As a result, Colorado Governor Jared Polis joined executive leaders in other states when he made the decision to close bars, nightclubs and local amusement parks statewide once again last week. Polis said that he wanted to make sure Colorado did not have large spikes, and that he was worried about outbreaks occurring over the Fourth of July weekend.
Locally, most businesses were unaffected by this ruling, as all of the bars (with the exception of one) in the area have food licenses and also operate as restaurants. These types of bars can still operate, as long as food is being served.
Cave of the Winds and Santa’s Workshop Shut Down By CDPHE
However, in a move that surprised some area business owners, the Colorado Department of Public Health and Environment (CDPHE) did order two local attractions in the region to close down until further notice.
Last week, the CDPHE reclassified the Cave of the Winds and the North Pole Colorado Santa’s Workshop in Cascade from being “outdoor attractions” to “amusement parks,” forcing them to cease operating their rides and shut down. Santa’s Workshop opened back up in early June as a result of the approval of El Paso County’s third variance.
According to Santa’s Workshop officials, the business was operating under strict guidelines required by the local and state health departments. The park’s staff set up hand sanitizer stations all over their property, closed down common areas and seats on rides so people could socially distance, and required all of their employees to wear masks.
After CDPHE announced that the business was reclassified, management at Santa’s Workshop released a statement saying that they were disappointed with the state’s decision to reclassify them because they thought they were abiding by the proper guidelines.
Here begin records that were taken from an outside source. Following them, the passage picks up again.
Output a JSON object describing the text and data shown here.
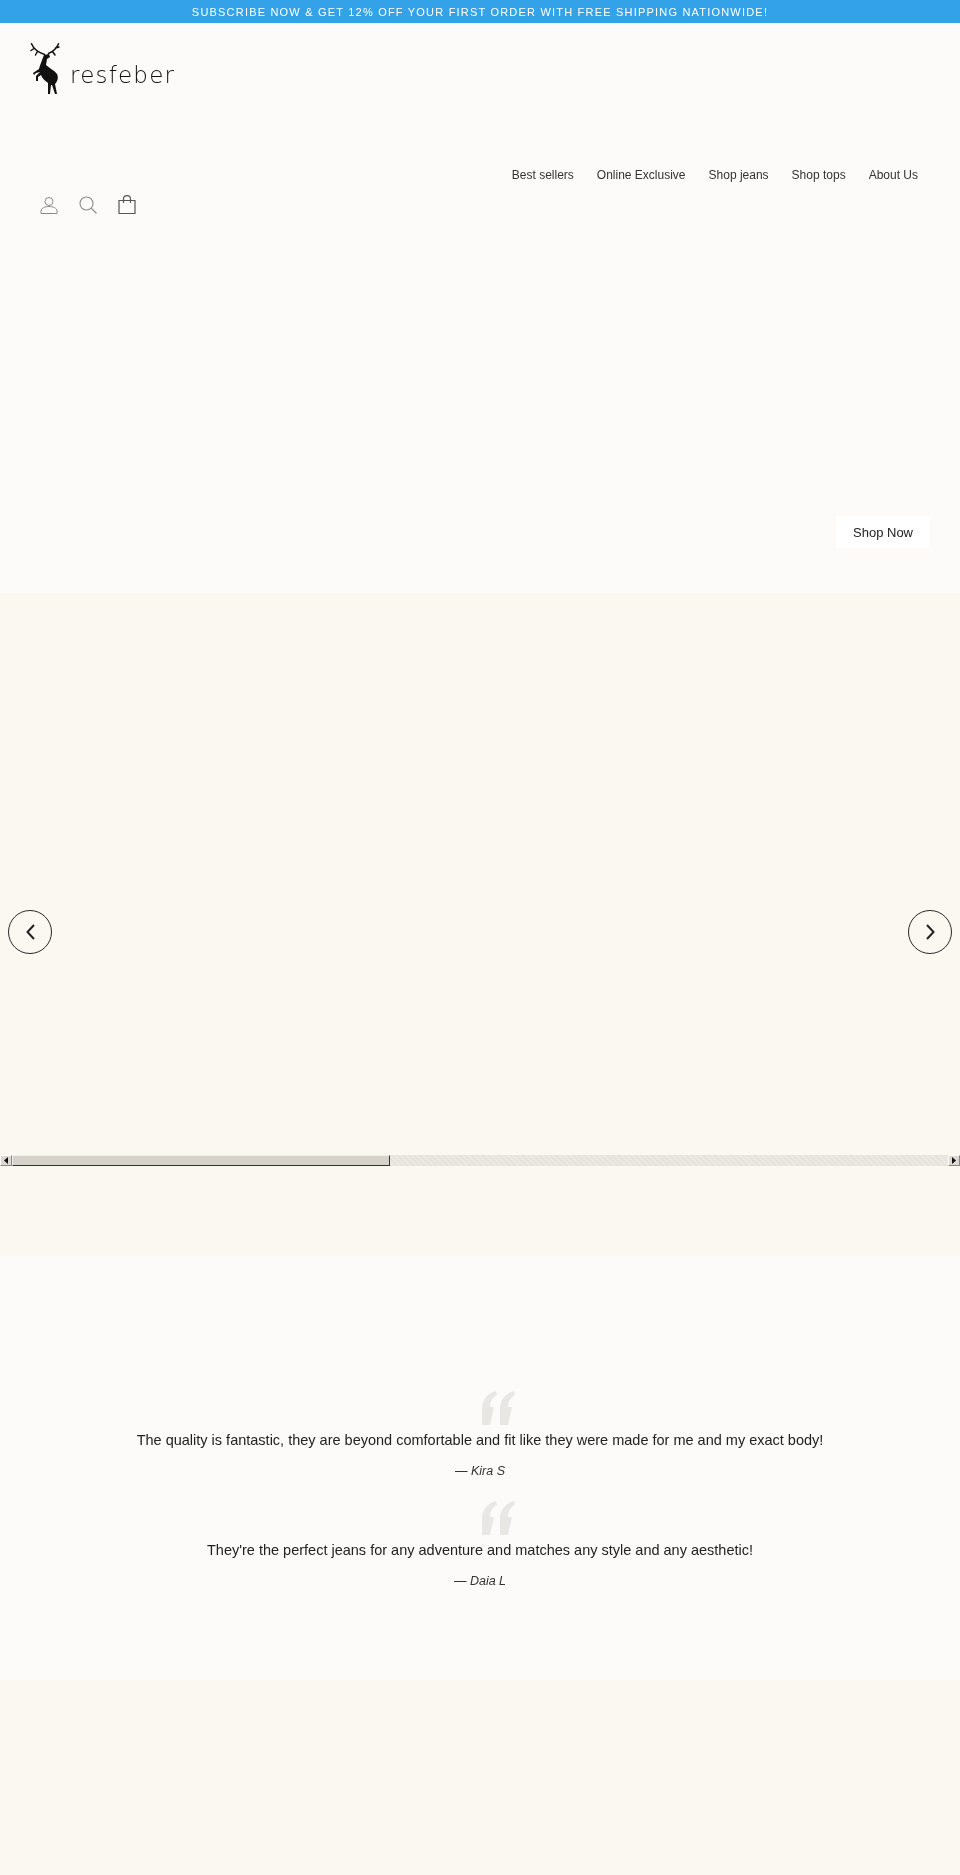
{
  "announcement_bar": {
    "text": "SUBSCRIBE NOW & GET 12% OFF YOUR FIRST ORDER WITH FREE SHIPPING NATIONWIDE!"
  },
  "header": {
    "logo_text": "resfeber",
    "nav": [
      {
        "label": "Best sellers"
      },
      {
        "label": "Online Exclusive"
      },
      {
        "label": "Shop jeans"
      },
      {
        "label": "Shop tops"
      },
      {
        "label": "About Us"
      }
    ]
  },
  "hero": {
    "button": "Shop Now"
  },
  "testimonials": [
    {
      "quote": "The quality is fantastic, they are beyond comfortable and fit like they were made for me and my exact body!",
      "author": "— Kira S"
    },
    {
      "quote": "They're the perfect jeans for any adventure and matches any style and any aesthetic!",
      "author": "— Daia L"
    }
  ]
}
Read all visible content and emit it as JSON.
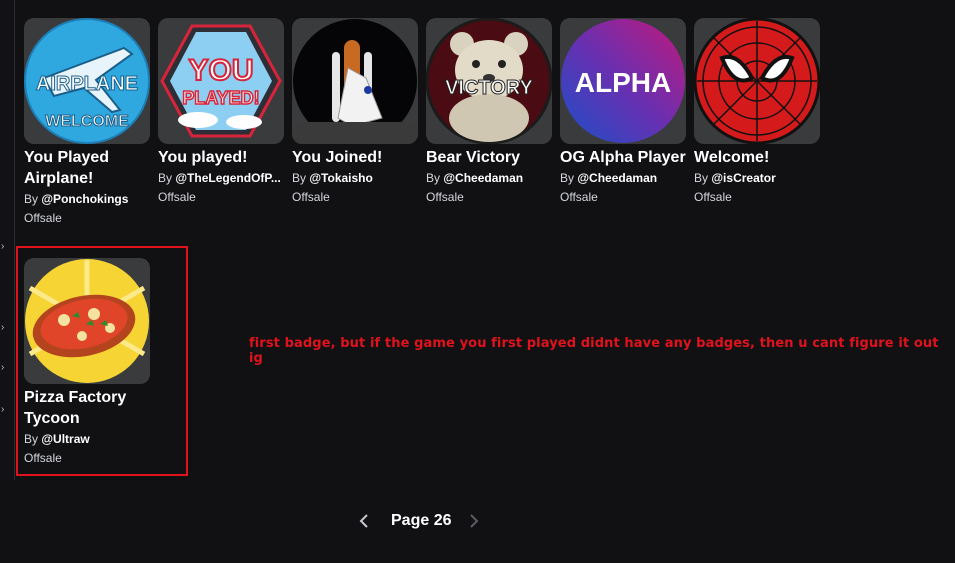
{
  "badges": [
    {
      "title": "You Played Airplane!",
      "by": "By",
      "creator": "@Ponchokings",
      "price": "Offsale",
      "icon": "airplane-welcome-badge-icon",
      "text": "AIRPLANE",
      "text2": "WELCOME"
    },
    {
      "title": "You played!",
      "by": "By",
      "creator": "@TheLegendOfP...",
      "price": "Offsale",
      "icon": "you-played-badge-icon",
      "text": "YOU",
      "text2": "PLAYED!"
    },
    {
      "title": "You Joined!",
      "by": "By",
      "creator": "@Tokaisho",
      "price": "Offsale",
      "icon": "space-shuttle-badge-icon"
    },
    {
      "title": "Bear Victory",
      "by": "By",
      "creator": "@Cheedaman",
      "price": "Offsale",
      "icon": "bear-victory-badge-icon",
      "text": "VICTORY"
    },
    {
      "title": "OG Alpha Player",
      "by": "By",
      "creator": "@Cheedaman",
      "price": "Offsale",
      "icon": "alpha-badge-icon",
      "text": "ALPHA"
    },
    {
      "title": "Welcome!",
      "by": "By",
      "creator": "@isCreator",
      "price": "Offsale",
      "icon": "spiderman-mask-badge-icon"
    },
    {
      "title": "Pizza Factory Tycoon",
      "by": "By",
      "creator": "@Ultraw",
      "price": "Offsale",
      "icon": "pizza-badge-icon"
    }
  ],
  "annotation": "first badge, but if the game you first played didnt have any badges, then u cant figure it out ig",
  "pagination": {
    "label": "Page 26"
  },
  "colors": {
    "background": "#111114",
    "annotation": "#e0121b",
    "card": "#393b3d"
  }
}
“We do however feel that we are being treated unfairly by the Colorado Department of Health,” Santa’s Workshop officials said in a statement. “Our amusement rides are licensed through the Department of Labor same way all other amusement rides across the state that are currently open are. Examples include Glenwood Cavern Adventure Park, the Royal Gorge, and the mountain coasters open throughout the ski areas. We are supportive of all these parks being open and we just ask to be treated equally. All of these have been able to open through public health order and variances approved by the local health departments. The same activity that we provide is open across the state.”
The business then released an update on their social media pages late last week saying that they had a meeting with the state health department to review their situation. The update statement said that the meeting went well and that they are having another meeting sometime this week that will determine if the park will be able to reopen soon.
In Teller County, most businesses should be safer from further state-mandated closures because the number of confirmed cases has not gone up by much in the last couple of weeks. Teller County has only had a total of 42 cases since the outbreak first hit the county last March.